Until recently there have been no effective therapies for metastatic melanoma and no strong rationale for early detection of relapse through surveillance imaging. However, new, effective targeted treatments and immunotherapy agents are now available and further treatments are likely to become available in the near future. In particular, immunotherapy can offer long‑term disease‑free survival but takes a number of months to take effect. In this situation, early detection of relapse may identify people likely to be fit enough to receive the treatment for long enough to benefit.
Although early detection of relapse through surveillance imaging might appear likely to improve outcomes, there is no evidence to confirm this. In addition, routine imaging has resource implications and involves more hospital visits and increased radiation exposure for the person.

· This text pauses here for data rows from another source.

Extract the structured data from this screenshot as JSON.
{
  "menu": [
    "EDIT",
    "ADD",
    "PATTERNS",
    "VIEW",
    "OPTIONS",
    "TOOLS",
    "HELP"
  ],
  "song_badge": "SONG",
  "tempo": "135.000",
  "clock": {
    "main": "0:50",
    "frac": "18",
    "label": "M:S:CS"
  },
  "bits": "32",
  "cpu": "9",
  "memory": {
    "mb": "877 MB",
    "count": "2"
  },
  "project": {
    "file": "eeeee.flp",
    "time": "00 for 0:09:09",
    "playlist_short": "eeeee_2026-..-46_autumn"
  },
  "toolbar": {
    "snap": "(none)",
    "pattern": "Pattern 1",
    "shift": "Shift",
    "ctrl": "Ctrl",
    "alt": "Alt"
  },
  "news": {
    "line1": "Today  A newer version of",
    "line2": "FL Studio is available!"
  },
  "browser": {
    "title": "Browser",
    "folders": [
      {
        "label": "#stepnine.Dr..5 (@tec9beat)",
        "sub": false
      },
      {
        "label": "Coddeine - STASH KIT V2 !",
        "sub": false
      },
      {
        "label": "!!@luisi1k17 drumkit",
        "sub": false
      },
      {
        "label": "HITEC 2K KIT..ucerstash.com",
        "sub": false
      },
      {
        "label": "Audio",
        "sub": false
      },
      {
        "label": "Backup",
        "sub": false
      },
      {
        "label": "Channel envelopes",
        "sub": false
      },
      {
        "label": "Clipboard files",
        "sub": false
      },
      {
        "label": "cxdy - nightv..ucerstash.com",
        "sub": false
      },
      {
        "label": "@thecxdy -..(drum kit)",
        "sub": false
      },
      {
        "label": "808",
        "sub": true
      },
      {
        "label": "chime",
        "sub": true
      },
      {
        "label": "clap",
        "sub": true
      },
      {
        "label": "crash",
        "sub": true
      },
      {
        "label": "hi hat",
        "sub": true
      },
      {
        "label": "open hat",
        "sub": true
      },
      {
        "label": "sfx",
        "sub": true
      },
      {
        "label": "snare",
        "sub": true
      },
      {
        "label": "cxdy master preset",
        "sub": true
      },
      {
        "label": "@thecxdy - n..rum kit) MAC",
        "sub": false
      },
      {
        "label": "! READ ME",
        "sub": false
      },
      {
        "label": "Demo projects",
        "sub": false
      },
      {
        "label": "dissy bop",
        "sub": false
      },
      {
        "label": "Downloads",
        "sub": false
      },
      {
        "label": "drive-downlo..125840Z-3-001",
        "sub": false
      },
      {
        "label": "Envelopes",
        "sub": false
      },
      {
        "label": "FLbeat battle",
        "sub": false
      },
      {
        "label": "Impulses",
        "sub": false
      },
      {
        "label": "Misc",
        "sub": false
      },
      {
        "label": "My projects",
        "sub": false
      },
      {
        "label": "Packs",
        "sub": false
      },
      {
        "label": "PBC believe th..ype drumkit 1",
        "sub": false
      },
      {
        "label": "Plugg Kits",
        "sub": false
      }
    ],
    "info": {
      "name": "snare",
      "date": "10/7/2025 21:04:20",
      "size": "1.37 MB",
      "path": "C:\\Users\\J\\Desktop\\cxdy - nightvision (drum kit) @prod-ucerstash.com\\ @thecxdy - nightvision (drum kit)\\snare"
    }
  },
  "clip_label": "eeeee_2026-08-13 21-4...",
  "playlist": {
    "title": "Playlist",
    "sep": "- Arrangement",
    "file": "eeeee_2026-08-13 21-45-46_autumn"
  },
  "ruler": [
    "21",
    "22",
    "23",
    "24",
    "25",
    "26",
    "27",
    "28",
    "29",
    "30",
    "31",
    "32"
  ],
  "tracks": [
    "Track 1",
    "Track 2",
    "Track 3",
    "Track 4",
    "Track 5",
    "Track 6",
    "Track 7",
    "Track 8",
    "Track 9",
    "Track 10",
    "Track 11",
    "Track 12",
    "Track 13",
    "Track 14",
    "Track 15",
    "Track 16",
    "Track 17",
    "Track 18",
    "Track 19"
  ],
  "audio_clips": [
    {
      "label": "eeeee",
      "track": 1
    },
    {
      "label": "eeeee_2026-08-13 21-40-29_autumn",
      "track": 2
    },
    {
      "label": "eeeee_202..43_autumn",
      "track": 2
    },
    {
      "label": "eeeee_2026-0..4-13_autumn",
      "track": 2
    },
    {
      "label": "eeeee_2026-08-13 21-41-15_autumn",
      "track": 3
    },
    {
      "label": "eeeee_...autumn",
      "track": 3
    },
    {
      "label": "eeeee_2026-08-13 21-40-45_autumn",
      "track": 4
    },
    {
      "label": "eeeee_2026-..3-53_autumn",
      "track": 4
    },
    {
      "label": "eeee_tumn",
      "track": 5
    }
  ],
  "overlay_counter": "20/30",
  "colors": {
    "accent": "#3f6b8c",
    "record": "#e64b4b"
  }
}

In people with stage I–III melanoma does vitamin D supplementation improve overall survival?
This should be investigated in a placebo‑controlled randomised trial. Secondary outcomes should include disease‑specific survival and toxicity, including the development of renal stones and hypercalcaemia.
It has been reported that suboptimal levels of vitamin D at diagnosis are common in people with melanoma from the north of England and that higher levels are associated with lower melanoma‑related mortality. However, vitamin D levels are higher in leaner, fitter people and the nature of the relationship between vitamin D levels and melanoma survival is unclear.
There are 2 adjuvant trials of vitamin D supplementation listed as active currently, 1 in Italy and 1 in Australia. However, there are many uncertainties about the design of vitamin D trials, which might become clearer in the next few years. These include the dose of vitamin D, use of concurrent aspirin therapy and the baseline level at which vitamin D supplementation would be started.
In people diagnosed with melanoma what is the effect of drug therapy to treat concurrent conditions on disease‑specific survival?
This should be investigated in a national prospective cohort study. Secondary outcomes should include overall survival and quality of life.
Drugs such as immunosuppressants and those used to treat conditions such as diabetes have effects that may affect survival in people with melanoma. For example metformin, the most frequently prescribed drug for type 2 diabetes, is thought to reduce overall cancer rates in people with diabetes but to increase mortality from melanoma in the approximately 40% of these people who have a somatic BRAF mutation.
There is a need to balance the risk of melanoma deaths with the benefits from the most effective treatment of the concurrent conditions. But there is currently no evidence to inform this decision.